The chance has enabled him to break away from the stigma of being an ex-prisoner, and since then he has moved on to work on productions with other theatre companies, and he now helps to lead the prison theatre company.
Hands Weaving Dreams, a brand of bags, decorative items and furniture, was started with a similar aim to offer prisoners, in its case female ones, hope.
Sisters Claudia Martinez-Erazo, 47, and Diana Martinez-Erazo, 42, started the firm seven years ago, with just 1,500 pesos, after Claudia lost her job.
They started to employ female prisoners upon the recommendation of their aunt, who volunteered at a prison.
Female prisoners across Mexico now make Hand Weaving Dreams products, which are sold in major Mexican department stores, and also exported to both the US and Europe.

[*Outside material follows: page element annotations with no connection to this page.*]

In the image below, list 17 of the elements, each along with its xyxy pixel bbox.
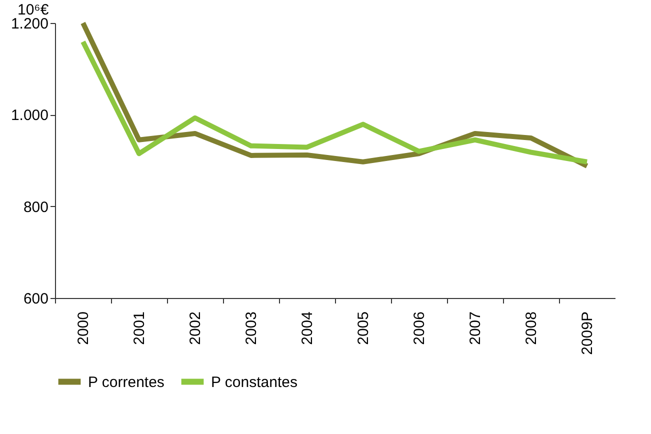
y-tick-label: 1.000 [10, 107, 48, 124]
y-tick-label: 1.200 [10, 16, 48, 32]
legend-label: P correntes [88, 374, 164, 391]
x-tick-label: 2008 [523, 312, 540, 345]
x-tick-label: 2009P [579, 312, 596, 355]
x-tick-label: 2006 [411, 312, 428, 345]
legend-label: P constantes [211, 374, 298, 391]
x-tick-label: 2000 [75, 312, 92, 345]
y-tick-label: 800 [23, 198, 48, 216]
x-tick-label: 2003 [243, 312, 260, 345]
x-tick-label: 2004 [299, 312, 316, 345]
y-axis-title: 10⁶€ [18, 2, 50, 18]
x-tick-label: 2007 [467, 312, 484, 345]
y-tick-label: 600 [23, 290, 48, 308]
x-tick-label: 2002 [187, 312, 204, 345]
x-tick-label: 2001 [131, 312, 148, 345]
x-tick-label: 2005 [355, 312, 372, 345]
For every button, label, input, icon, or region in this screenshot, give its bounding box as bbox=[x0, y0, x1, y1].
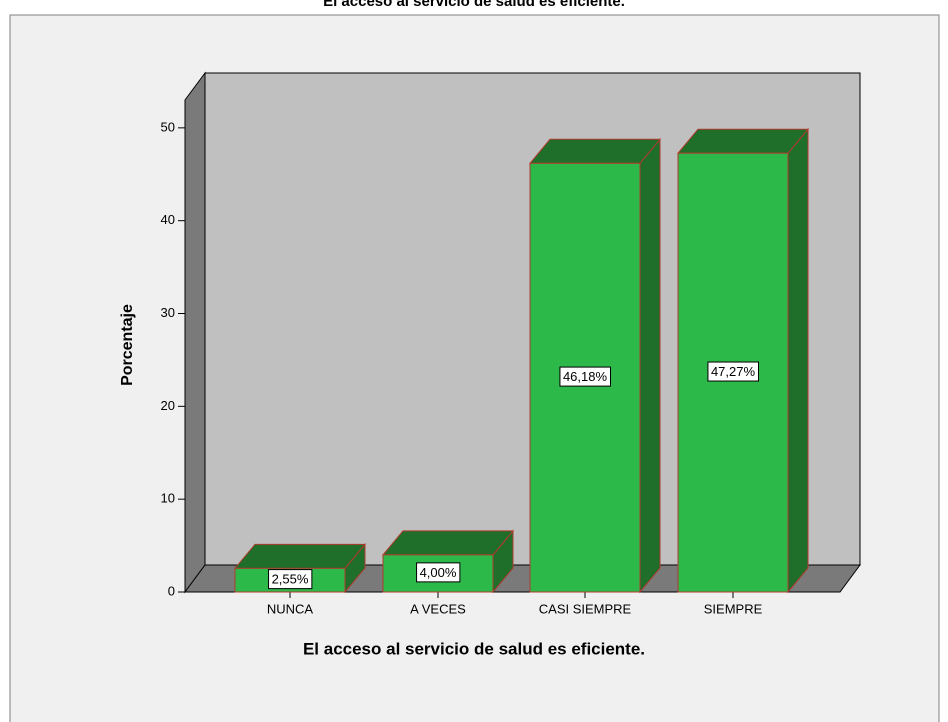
x-tick-label: SIEMPRE bbox=[704, 601, 763, 616]
bar-side bbox=[639, 137, 661, 594]
value-label-box bbox=[707, 361, 759, 382]
x-tick-label: A VECES bbox=[410, 601, 466, 616]
y-tick-label: 20 bbox=[161, 398, 175, 413]
y-tick-label: 40 bbox=[161, 212, 175, 227]
bar-side bbox=[787, 127, 809, 594]
bar-top bbox=[381, 530, 515, 556]
value-label: 2,55% bbox=[272, 572, 309, 587]
value-label-box bbox=[268, 569, 313, 590]
y-tick-label: 30 bbox=[161, 305, 175, 320]
value-label: 4,00% bbox=[420, 565, 457, 580]
value-label: 46,18% bbox=[563, 369, 608, 384]
x-tick-label: NUNCA bbox=[267, 601, 314, 616]
side-wall bbox=[184, 71, 206, 594]
bar-top bbox=[233, 543, 367, 569]
y-tick-label: 10 bbox=[161, 491, 175, 506]
value-label-box bbox=[559, 366, 611, 387]
y-tick-label: 50 bbox=[161, 119, 175, 134]
x-tick-label: CASI SIEMPRE bbox=[539, 601, 632, 616]
value-label: 47,27% bbox=[711, 364, 756, 379]
x-axis-label: El acceso al servicio de salud es eficie… bbox=[303, 639, 645, 658]
y-axis-label: Porcentaje bbox=[119, 304, 136, 386]
chart-title: El acceso al servicio de salud es eficie… bbox=[323, 0, 625, 10]
bar-top bbox=[528, 138, 662, 164]
bar-top bbox=[676, 128, 810, 154]
y-tick-label: 0 bbox=[168, 583, 175, 598]
value-label-box bbox=[416, 562, 461, 583]
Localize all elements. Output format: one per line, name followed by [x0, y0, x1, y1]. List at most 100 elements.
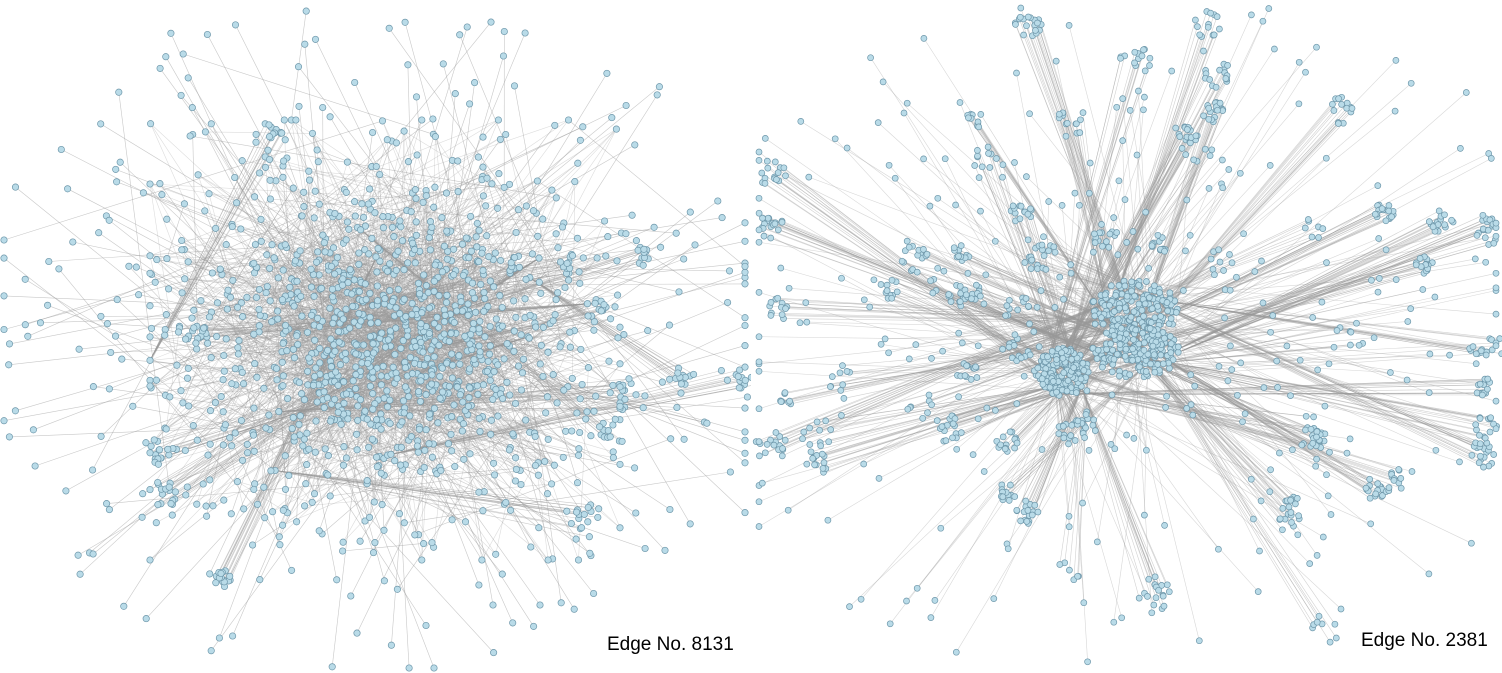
graph-node [278, 296, 286, 304]
graph-node [933, 417, 941, 424]
graph-node [674, 369, 682, 377]
graph-edge [1125, 122, 1344, 352]
graph-edge [1025, 377, 1086, 507]
graph-node [289, 184, 297, 192]
graph-edge [759, 293, 1129, 444]
graph-edge [1055, 75, 1228, 387]
graph-edge [231, 224, 316, 354]
network-graph-left-canvas [0, 7, 751, 672]
graph-node [231, 21, 240, 29]
graph-node [313, 258, 321, 266]
graph-edge [200, 300, 499, 417]
graph-edge [1070, 237, 1097, 351]
graph-edge [1151, 350, 1367, 490]
graph-edge [156, 119, 569, 260]
graph-edge [1047, 356, 1399, 470]
graph-node [532, 323, 540, 331]
graph-edge [170, 394, 427, 484]
graph-node [1034, 508, 1042, 516]
graph-node [1065, 440, 1072, 448]
graph-node [1481, 234, 1489, 242]
graph-edge [1076, 390, 1312, 430]
graph-edge [1076, 390, 1322, 434]
graph-edge [187, 377, 614, 458]
graph-edge [433, 418, 480, 445]
graph-node [409, 239, 417, 247]
graph-node [328, 663, 336, 671]
graph-edge [1055, 70, 1206, 387]
graph-node [363, 350, 371, 358]
graph-edge [1095, 371, 1144, 431]
graph-node [485, 253, 493, 261]
graph-node [339, 461, 348, 469]
graph-edge [1046, 353, 1430, 382]
graph-node [840, 395, 848, 402]
graph-node [393, 374, 401, 383]
graph-node [1160, 602, 1168, 610]
graph-edge [784, 321, 1160, 394]
graph-node [147, 120, 155, 128]
graph-edge [937, 390, 1067, 421]
graph-edge [778, 172, 1067, 387]
graph-node [150, 436, 158, 444]
graph-edge [945, 390, 1067, 441]
graph-edge [1076, 133, 1109, 315]
graph-node [243, 449, 252, 457]
graph-edge [1065, 364, 1293, 451]
graph-node [222, 241, 230, 249]
graph-edge [376, 166, 409, 397]
graph-edge [1135, 355, 1313, 444]
graph-node [154, 501, 162, 509]
graph-node [616, 323, 624, 331]
graph-edge [1044, 49, 1144, 374]
graph-edge [307, 371, 539, 476]
graph-edge [1170, 215, 1442, 353]
graph-edge [1051, 296, 1435, 383]
graph-edge [377, 285, 592, 556]
nodes-left [0, 7, 751, 672]
graph-node [611, 415, 619, 423]
graph-edge [1016, 377, 1086, 511]
graph-edge [142, 427, 267, 494]
graph-node [417, 377, 425, 385]
graph-node [142, 439, 150, 447]
graph-node [371, 539, 379, 547]
graph-edge [288, 208, 498, 476]
graph-node [568, 374, 576, 382]
graph-node [397, 344, 405, 352]
graph-node [261, 514, 269, 522]
graph-edge [369, 517, 494, 653]
graph-node [1287, 496, 1294, 504]
graph-edge [1178, 229, 1489, 353]
graph-node [291, 257, 299, 265]
graph-node [361, 280, 369, 288]
graph-node [300, 203, 308, 211]
graph-node [392, 324, 400, 332]
graph-node [573, 234, 582, 242]
graph-edge [367, 418, 635, 469]
graph-node [266, 176, 274, 184]
graph-edge [1176, 92, 1467, 348]
graph-node [289, 345, 297, 353]
graph-edge [568, 119, 746, 267]
graph-edge [1151, 350, 1368, 490]
graph-node [103, 500, 111, 508]
graph-edge [1057, 379, 1489, 395]
graph-edge [964, 314, 1107, 376]
graph-node [265, 411, 273, 419]
graph-node [604, 233, 612, 241]
graph-node [206, 407, 215, 415]
graph-edge [416, 96, 438, 344]
graph-node [1441, 221, 1448, 229]
graph-node [561, 283, 569, 292]
graph-node [1335, 120, 1342, 127]
graph-edge [1057, 384, 1484, 395]
graph-node [535, 524, 543, 532]
graph-node [450, 401, 458, 409]
graph-node [220, 496, 228, 504]
graph-edge [327, 372, 523, 476]
graph-node [772, 429, 780, 436]
graph-edge [954, 390, 1067, 427]
graph-edge [783, 167, 1067, 387]
graph-edge [1053, 364, 1402, 489]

Diana, who studied architecture, is in charge of the design of the products, while Claudia manages the business side of things at the for-profit venture.
Claudia says they pay the prisoners fairly for their work, enabling the women, who often have no other means of financial aid, to send out money to help care for their families and children.
Diana adds: "One of the biggest challenges was to try to help them without weighing stereotypes. Not to see them either as victims or as criminals but as artists, as creative workers.
"It is not my role to judge them or save them. We need to work with them to give them a dignified choice to move forward."
Taller Nu - a clothing and shoe brand started in 2012 by fashion design students Pilar Obeso and Olga Olivares - also use prisoners to help make some of its products.
The co-founders decided to do this after holding a workshop in a prison, and because they say they wanted the firm to have a positive social impact in their local community.
The for-profit business sells its creations in fashion stores in Mexico City, New York and Tokyo, as well as online.
As the business grows, Ms Obeso, 26, says they will continue to use prison inmates.
"Our model seeks to generate jobs, training and productive skills for prisoners, helping them to better integrate into society when they are released."